CORPO


Edmundo Cordeiro


A parte invisível do nosso corpo, a parte que usamos quando fazemos a experiência do cinema, corpo desconhecido que temos apenas atrás da cabeça.

Uma passagem de L'HOMME ORDINAIRE DU CINÉMA, de Jean Louis Schefer (1980), Cahiers du cinéma-Gallimard, Paris, 1997, pp.10-11:

"Aludo a essa parte de nós mesmos cuja natividade é como que colocada nas nossas mãos para nosso uso e à nossa discrição. Essa parte que, não tendo reflexo sobre nós, se entrega sem esperança a transformar a sua própria obscuridade em MUNDO VISÍVEL.

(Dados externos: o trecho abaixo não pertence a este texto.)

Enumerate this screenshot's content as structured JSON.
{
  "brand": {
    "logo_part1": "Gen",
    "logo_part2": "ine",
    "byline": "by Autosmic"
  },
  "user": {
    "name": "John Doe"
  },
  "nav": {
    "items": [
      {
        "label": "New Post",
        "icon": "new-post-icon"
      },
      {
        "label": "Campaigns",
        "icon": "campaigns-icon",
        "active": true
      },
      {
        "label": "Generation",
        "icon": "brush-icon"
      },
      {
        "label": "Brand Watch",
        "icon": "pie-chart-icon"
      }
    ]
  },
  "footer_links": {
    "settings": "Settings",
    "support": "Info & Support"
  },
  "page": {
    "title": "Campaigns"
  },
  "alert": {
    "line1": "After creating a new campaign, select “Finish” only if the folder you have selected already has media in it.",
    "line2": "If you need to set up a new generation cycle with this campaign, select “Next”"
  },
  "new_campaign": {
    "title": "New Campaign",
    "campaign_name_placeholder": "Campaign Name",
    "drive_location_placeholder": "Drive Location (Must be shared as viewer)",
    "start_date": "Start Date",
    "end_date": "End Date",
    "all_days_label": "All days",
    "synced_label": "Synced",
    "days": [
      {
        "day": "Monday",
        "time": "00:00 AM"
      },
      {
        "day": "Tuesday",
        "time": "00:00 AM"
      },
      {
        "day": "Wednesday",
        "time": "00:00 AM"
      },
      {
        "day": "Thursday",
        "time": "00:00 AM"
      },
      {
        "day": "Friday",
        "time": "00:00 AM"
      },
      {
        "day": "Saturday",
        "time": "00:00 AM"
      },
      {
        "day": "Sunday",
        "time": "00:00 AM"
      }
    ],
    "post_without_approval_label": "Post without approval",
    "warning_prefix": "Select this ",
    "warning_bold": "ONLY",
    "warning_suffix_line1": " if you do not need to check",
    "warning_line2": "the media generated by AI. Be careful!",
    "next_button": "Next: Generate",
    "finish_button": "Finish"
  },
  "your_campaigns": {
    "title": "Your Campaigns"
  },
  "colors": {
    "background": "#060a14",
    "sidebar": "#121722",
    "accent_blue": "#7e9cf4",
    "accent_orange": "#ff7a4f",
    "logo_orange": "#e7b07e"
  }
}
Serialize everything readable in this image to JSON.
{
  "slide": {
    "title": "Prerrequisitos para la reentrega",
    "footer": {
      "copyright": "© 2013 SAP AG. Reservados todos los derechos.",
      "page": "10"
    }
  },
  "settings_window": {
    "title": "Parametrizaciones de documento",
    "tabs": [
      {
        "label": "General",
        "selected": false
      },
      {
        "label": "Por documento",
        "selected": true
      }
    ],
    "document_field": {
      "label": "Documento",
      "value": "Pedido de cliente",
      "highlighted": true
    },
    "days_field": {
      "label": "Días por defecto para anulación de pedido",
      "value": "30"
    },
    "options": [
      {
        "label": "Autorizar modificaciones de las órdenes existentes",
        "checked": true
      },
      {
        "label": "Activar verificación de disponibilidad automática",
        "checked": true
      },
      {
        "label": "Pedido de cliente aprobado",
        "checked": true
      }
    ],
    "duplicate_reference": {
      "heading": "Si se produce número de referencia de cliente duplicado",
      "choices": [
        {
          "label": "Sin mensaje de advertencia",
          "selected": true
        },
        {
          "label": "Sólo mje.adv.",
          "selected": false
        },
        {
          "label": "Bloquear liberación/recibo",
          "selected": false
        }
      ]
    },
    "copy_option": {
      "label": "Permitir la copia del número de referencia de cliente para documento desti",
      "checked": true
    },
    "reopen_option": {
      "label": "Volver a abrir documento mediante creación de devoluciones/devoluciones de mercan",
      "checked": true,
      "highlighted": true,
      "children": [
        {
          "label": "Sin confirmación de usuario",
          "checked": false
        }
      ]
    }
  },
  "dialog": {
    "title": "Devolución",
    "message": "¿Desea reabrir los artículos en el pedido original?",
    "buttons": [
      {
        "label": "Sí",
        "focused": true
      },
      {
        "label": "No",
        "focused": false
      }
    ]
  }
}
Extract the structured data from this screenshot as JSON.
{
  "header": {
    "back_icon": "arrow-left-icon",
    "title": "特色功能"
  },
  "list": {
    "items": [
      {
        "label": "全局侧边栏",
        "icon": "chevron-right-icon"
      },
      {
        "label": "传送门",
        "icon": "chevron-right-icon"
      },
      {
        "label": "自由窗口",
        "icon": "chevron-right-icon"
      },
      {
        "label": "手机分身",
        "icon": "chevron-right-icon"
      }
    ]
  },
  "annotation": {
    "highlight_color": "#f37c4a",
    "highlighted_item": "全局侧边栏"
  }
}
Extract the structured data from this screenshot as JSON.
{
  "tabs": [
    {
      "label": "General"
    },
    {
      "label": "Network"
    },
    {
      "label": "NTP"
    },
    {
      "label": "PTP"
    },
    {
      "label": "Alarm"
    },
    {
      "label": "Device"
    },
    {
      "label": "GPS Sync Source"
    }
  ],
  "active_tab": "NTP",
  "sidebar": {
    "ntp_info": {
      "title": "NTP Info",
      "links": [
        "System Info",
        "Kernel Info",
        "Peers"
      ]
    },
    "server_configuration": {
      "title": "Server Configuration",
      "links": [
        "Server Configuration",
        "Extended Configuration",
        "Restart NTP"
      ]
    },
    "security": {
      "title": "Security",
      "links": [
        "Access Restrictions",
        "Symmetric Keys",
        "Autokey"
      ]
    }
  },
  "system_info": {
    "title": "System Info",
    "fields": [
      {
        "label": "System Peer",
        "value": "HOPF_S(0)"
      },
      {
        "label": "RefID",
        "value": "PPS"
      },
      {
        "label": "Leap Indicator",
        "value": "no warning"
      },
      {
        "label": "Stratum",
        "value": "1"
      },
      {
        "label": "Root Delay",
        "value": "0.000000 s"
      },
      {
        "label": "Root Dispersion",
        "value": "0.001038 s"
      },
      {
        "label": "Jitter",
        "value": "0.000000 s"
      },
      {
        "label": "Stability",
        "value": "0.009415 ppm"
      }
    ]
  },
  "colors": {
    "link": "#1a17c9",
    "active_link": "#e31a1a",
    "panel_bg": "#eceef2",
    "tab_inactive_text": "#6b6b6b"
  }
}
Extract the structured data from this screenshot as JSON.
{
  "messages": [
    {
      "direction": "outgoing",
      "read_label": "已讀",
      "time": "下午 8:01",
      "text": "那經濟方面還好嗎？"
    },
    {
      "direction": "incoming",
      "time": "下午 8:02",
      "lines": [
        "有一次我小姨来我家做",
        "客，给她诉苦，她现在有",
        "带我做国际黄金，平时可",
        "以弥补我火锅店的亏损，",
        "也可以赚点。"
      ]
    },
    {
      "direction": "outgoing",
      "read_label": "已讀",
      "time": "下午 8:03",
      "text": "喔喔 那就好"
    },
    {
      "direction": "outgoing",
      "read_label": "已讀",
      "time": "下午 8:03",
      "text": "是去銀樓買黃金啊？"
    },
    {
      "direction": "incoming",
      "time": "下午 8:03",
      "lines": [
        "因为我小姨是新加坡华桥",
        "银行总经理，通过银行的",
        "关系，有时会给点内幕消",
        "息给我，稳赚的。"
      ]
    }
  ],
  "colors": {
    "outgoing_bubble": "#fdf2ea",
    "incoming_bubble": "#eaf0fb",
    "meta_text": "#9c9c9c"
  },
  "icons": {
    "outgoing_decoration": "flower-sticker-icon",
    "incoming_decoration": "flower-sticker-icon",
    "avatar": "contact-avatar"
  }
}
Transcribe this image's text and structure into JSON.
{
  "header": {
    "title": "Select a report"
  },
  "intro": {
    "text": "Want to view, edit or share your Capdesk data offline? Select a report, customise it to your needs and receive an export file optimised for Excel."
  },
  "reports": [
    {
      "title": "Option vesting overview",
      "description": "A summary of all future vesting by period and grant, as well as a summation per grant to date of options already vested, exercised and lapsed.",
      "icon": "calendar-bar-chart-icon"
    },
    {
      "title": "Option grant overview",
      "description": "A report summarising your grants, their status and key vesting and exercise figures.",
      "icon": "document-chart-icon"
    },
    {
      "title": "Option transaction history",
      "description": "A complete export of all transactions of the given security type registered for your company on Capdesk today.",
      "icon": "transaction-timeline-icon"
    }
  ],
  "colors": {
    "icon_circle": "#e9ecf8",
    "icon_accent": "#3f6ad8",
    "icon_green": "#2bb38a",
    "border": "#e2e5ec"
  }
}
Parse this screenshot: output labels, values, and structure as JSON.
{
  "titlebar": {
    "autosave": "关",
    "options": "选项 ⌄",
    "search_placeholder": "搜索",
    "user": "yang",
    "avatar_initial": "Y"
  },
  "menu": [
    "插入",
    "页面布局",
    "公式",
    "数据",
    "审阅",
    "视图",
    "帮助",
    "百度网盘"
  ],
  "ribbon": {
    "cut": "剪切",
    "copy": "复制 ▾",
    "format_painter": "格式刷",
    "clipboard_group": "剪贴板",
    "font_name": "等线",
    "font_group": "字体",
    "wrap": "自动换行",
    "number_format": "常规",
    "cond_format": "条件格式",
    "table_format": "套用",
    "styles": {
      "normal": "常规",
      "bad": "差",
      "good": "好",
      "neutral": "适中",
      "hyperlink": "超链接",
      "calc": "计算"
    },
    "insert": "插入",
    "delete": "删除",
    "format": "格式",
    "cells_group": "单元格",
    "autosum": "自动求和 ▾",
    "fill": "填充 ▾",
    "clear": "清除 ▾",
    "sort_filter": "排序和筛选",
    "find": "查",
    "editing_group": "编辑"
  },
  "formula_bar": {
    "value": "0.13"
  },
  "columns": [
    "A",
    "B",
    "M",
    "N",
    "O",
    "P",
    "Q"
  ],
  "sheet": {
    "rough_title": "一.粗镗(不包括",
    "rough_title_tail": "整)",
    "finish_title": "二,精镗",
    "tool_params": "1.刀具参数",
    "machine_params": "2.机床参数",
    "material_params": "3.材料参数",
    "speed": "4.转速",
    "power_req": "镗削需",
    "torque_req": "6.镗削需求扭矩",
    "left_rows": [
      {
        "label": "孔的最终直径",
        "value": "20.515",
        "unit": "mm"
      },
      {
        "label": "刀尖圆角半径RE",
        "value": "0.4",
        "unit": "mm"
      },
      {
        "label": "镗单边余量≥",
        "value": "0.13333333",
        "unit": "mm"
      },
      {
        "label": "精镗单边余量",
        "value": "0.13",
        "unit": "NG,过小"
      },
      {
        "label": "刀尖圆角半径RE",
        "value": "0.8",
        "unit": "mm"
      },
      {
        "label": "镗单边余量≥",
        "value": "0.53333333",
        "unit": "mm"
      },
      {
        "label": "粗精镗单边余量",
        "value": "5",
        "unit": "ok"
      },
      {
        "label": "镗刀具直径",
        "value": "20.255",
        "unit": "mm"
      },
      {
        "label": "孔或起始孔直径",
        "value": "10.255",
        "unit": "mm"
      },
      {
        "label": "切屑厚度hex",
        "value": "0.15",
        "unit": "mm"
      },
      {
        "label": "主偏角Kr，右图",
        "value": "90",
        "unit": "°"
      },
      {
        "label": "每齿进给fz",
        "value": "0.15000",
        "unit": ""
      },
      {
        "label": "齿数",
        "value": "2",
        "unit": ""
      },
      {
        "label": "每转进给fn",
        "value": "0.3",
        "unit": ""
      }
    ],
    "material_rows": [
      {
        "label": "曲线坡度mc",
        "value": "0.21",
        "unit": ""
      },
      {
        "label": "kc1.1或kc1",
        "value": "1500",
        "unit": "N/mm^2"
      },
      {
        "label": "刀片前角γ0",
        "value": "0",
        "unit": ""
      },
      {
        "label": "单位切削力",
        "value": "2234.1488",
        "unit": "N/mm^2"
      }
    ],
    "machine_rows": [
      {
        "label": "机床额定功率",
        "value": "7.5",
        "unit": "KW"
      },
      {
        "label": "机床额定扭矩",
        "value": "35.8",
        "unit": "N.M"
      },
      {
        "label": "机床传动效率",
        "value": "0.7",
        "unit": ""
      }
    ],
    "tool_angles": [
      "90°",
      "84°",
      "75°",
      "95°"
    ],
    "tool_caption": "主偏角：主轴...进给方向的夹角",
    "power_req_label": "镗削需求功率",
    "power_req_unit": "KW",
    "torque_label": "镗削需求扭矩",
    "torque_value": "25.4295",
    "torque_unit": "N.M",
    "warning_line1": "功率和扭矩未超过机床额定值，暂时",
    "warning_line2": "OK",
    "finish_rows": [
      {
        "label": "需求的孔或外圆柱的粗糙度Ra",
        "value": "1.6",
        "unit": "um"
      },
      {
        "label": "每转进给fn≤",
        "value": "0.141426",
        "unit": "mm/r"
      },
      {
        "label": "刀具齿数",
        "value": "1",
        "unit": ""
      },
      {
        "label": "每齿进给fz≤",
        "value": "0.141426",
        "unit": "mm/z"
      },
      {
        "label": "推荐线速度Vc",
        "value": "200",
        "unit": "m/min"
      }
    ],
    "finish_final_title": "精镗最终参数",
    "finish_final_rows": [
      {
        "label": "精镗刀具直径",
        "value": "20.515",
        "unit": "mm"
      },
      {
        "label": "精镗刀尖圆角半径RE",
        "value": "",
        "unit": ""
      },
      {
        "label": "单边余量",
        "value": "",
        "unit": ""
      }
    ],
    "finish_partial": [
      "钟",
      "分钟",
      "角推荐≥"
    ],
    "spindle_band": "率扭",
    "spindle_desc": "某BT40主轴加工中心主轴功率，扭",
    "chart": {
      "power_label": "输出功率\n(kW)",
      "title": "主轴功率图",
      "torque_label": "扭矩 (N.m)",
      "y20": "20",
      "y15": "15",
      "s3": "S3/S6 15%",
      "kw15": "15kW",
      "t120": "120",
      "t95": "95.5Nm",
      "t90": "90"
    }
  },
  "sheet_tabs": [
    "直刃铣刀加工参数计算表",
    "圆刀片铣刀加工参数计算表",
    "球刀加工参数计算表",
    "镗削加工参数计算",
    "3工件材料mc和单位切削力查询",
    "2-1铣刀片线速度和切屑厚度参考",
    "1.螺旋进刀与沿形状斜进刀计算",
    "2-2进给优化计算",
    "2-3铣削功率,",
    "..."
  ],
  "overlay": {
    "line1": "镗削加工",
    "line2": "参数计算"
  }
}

O único saber aqui suposto é somente o do USO da nossa memória: ela não nos ensina ultimamente outra coisa senão a manipulação do tempo como imagem, tornada possível por uma "subtracção" do nosso corpo actual.

Não é a uma teoria que isto responde, é unicamente a uma experiência paradoxal, quer dizer, a uma d u r é e aporística (a relação de um objecto de pensamento àquilo que, nesse mesmo acto, se recusa ao pensamento); é pois a experiência que é ela própria uma fonte de aporias. A partir daí, as coisas não relevam mais de um sentido escondido, mas da relação difícil, vacilante, entre as coisas visíveis e um segredo que seria somente o seu (ele é, pois, nosso, tal como a fotografia do conjunto do nosso "corpo", sem resolução no visível).

A d u r é e das paixões (o que Kierkegaard chamava o carácter do homem alternativo) não é, pois, medido senão pela remanência das imagens - e não pela sua própria d u r é e cinematográfica - pelo seu poder de remanência, de iteração, de recorrência: muito próximo do que define a transformação de uma imagem no seu duplo mnésico, quer dizer, nessa condição de vestígio ou de salvaguarda que seria interior a um lento movimento de desaparecimento ou de apagamento dos fenómenos."

Nota: D U R É E, duração: temop, tempo próprio, tempo intensivo - ou tempo contínuo e heterogéneo, na definição de Bergson.